Cancelled

The Diplomacy of Terror. European States and Arab-Palestinian Terrorism during the Cold War CSTPV Seminar with Prof. Valentine Lomellini, University of Padua (Italy)

In the late 1960s, a new political actor appeared on the European stage: armed organisations from the Middle East and the Mediterranean basin export terrorism to the Old Continent to influence the international scene.
France, West Germany, Great Britain and Italy – countries simultaneously affected by domestic terrorism – found themselves facing a new challenge. This globalised terrorist threat was, to some extent, the result of a desire to influence the foreign policy of targeted countries.
But does terrorism work? What are its implications on the international system?
The lecture, which reconstructs and analyses how Western European States responded to international terrorism and their relations in the domain of collective security from the 1960s to the late 1980s, sets itself an ambitious goal: to gain greater insight on whether exported terrorism, characterised by a transnational DNA, has played a role in influencing the world scenario as marked by the Cold War.
Starting from the first Black September hijacking of the Israeli El Al flight in 1968 to the attacks by Arab-Palestinian organisations in Germany, Italy and France and Great Britain in the 1980s, the paper analyses single countries' international policies, intergovernmental cooperation efforts among European countries in the domain of public security, and their interplay with the Cold War scenario.

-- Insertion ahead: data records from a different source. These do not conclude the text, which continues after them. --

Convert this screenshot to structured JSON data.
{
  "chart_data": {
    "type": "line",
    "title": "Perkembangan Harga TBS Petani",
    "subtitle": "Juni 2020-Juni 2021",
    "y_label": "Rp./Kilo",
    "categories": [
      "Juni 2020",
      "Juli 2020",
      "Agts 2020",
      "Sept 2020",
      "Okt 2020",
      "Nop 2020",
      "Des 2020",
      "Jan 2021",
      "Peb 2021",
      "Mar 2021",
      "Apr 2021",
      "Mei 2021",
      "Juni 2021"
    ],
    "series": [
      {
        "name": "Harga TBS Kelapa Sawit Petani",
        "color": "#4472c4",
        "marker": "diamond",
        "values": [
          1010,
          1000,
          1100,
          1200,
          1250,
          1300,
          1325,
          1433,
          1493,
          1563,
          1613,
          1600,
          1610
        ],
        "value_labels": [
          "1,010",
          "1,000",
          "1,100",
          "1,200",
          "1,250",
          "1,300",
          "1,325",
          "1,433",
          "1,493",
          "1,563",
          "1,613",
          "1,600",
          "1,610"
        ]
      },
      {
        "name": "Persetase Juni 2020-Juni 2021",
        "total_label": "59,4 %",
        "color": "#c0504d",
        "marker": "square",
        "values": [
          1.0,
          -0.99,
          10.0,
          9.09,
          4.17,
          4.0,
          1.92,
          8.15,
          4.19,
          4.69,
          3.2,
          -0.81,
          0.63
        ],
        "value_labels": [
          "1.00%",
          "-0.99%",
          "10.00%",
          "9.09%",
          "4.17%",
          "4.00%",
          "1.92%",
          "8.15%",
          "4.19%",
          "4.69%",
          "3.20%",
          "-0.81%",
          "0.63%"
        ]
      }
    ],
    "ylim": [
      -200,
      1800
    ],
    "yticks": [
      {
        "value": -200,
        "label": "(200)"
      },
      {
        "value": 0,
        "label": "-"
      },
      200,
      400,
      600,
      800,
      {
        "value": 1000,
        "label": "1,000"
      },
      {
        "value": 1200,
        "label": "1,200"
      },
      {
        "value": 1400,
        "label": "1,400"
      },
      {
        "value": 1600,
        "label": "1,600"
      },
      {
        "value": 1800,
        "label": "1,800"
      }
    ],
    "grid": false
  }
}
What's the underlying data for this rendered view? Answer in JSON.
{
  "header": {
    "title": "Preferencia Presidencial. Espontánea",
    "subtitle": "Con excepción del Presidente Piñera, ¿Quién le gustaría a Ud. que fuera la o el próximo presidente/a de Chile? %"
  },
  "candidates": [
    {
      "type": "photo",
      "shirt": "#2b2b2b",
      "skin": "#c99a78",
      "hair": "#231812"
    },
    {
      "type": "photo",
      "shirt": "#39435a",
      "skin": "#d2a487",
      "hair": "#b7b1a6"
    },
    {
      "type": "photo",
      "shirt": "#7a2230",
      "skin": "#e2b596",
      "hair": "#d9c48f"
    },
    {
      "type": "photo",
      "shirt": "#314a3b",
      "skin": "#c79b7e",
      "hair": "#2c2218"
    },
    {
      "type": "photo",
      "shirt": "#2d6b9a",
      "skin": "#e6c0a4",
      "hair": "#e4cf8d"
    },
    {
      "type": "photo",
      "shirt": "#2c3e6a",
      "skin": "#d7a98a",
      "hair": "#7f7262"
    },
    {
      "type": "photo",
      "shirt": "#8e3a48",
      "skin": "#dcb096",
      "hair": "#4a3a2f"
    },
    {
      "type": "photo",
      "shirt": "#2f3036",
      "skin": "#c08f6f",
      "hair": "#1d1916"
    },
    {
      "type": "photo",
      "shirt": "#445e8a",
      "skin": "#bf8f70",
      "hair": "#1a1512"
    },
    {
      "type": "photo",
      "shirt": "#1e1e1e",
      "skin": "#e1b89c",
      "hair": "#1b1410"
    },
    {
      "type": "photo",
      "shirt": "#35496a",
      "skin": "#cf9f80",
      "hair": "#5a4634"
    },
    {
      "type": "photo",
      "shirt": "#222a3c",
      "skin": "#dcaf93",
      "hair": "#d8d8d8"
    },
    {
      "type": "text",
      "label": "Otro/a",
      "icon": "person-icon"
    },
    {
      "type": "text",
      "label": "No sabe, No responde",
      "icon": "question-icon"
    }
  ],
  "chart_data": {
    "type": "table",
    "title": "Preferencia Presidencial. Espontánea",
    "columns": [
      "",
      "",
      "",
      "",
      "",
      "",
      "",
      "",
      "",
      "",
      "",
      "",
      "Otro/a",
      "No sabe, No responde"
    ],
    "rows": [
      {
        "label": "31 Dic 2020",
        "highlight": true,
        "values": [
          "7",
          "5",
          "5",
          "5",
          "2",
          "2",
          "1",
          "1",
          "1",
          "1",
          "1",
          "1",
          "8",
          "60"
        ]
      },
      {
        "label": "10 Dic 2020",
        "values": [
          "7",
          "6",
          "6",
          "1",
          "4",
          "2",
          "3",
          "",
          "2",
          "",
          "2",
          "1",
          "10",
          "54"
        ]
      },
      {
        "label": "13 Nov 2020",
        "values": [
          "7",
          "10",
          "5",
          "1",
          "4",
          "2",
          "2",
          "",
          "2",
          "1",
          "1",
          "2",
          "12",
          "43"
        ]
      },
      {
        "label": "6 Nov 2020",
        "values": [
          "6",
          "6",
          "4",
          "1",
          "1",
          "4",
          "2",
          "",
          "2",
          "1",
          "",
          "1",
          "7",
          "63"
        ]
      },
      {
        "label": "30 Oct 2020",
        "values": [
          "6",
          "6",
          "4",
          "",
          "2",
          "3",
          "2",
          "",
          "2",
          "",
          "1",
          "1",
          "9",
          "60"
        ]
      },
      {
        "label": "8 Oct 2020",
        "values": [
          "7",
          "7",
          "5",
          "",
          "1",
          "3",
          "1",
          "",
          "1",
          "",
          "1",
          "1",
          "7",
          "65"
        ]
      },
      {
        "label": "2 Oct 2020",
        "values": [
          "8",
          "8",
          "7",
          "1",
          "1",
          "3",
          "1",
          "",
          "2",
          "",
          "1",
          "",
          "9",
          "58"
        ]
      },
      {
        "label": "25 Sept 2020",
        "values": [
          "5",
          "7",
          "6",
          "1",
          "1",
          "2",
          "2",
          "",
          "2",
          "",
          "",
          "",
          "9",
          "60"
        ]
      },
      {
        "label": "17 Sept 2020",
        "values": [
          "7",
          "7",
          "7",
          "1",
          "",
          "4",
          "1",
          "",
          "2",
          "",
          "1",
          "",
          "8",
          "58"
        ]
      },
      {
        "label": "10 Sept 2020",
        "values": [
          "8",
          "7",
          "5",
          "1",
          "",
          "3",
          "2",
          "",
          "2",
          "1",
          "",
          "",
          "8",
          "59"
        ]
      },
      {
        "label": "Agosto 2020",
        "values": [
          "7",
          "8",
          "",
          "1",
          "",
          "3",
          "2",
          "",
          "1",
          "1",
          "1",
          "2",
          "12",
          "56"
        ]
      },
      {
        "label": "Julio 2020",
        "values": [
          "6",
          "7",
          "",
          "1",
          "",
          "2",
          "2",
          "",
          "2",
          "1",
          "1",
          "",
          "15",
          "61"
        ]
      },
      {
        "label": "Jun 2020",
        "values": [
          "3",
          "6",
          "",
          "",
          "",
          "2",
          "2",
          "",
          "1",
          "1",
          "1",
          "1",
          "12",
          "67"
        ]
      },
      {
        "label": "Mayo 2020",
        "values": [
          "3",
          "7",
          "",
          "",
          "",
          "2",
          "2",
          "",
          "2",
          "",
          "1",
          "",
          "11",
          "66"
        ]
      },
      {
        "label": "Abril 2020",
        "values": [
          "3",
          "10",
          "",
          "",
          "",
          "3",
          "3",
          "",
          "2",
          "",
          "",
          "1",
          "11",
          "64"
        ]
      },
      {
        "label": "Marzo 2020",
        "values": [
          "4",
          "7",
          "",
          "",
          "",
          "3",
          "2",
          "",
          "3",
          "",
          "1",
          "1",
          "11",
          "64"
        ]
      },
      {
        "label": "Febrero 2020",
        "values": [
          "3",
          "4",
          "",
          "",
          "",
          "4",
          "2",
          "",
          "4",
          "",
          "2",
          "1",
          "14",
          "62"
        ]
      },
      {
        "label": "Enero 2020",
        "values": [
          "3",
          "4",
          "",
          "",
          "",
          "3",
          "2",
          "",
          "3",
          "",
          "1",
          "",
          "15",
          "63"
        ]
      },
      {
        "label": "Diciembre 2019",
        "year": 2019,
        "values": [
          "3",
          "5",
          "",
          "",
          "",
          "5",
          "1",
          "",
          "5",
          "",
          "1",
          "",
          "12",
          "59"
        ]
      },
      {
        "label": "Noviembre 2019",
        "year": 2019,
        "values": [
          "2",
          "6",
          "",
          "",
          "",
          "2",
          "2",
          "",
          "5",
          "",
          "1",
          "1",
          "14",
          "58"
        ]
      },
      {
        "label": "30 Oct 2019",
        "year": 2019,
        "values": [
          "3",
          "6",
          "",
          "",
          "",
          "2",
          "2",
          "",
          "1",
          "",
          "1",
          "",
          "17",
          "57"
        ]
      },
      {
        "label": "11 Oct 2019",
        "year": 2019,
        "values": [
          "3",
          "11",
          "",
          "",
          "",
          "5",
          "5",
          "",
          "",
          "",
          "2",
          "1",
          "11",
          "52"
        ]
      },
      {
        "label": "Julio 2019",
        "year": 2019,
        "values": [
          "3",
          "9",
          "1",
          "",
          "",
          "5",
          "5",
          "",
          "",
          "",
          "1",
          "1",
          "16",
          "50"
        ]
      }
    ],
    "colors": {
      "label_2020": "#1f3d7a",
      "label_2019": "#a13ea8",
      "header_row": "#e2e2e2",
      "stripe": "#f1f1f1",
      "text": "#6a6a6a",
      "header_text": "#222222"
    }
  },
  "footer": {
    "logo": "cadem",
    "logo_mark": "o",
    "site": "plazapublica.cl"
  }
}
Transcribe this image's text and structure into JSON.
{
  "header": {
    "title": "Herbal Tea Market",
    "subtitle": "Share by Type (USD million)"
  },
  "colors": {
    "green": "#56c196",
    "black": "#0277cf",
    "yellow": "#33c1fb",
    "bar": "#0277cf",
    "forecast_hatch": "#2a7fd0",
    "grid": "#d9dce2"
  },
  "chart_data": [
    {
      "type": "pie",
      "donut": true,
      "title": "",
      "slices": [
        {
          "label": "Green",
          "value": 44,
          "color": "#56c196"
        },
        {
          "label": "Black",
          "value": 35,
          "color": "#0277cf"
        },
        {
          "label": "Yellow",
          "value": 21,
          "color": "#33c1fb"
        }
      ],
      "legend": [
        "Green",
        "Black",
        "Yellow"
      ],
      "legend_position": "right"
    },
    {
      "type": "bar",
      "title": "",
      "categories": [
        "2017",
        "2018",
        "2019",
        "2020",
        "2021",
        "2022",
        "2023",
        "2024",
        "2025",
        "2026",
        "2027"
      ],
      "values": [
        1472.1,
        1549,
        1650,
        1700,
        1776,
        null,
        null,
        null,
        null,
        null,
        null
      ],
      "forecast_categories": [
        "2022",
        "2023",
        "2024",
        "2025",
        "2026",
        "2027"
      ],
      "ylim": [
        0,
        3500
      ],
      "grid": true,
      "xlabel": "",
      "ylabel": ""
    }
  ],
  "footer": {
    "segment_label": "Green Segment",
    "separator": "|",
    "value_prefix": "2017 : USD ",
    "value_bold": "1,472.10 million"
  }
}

Valentine Lomellini (1981) is an Associate Professor at the Department of Political and Law Sciences, and International Studies at the University of Padua-Italy). She has been Visiting Fellow at the Georgetown University, the London School of Economics, Visiting Professor at the Humboldt Universität, at the Wien Universität, at the St. Cyr Military Institute, at the University of Budapest and Visiting Scholar at the Université La Sorbonne. Valentine is also the Scientific Director of the international academic network IPSe — International Politics & Security which brings together around 15 Universities in Europe and the USA including Stanford, Georgetown, La Sorbonne, St. Andrews, and the European University Institute.

Valentine earned a Ph.D in Political Systems and Institutional Change at the Institute of Advanced Studies IMT (2009) and she was awarded the Medal of the President of the Italian Republic and the Simon Veil Award (2009). She has published around 70 contributions in Italian, English and French in volumes and international scientific reviews such as Modern Italian History, European Contemporary History, Zeitgeschichte.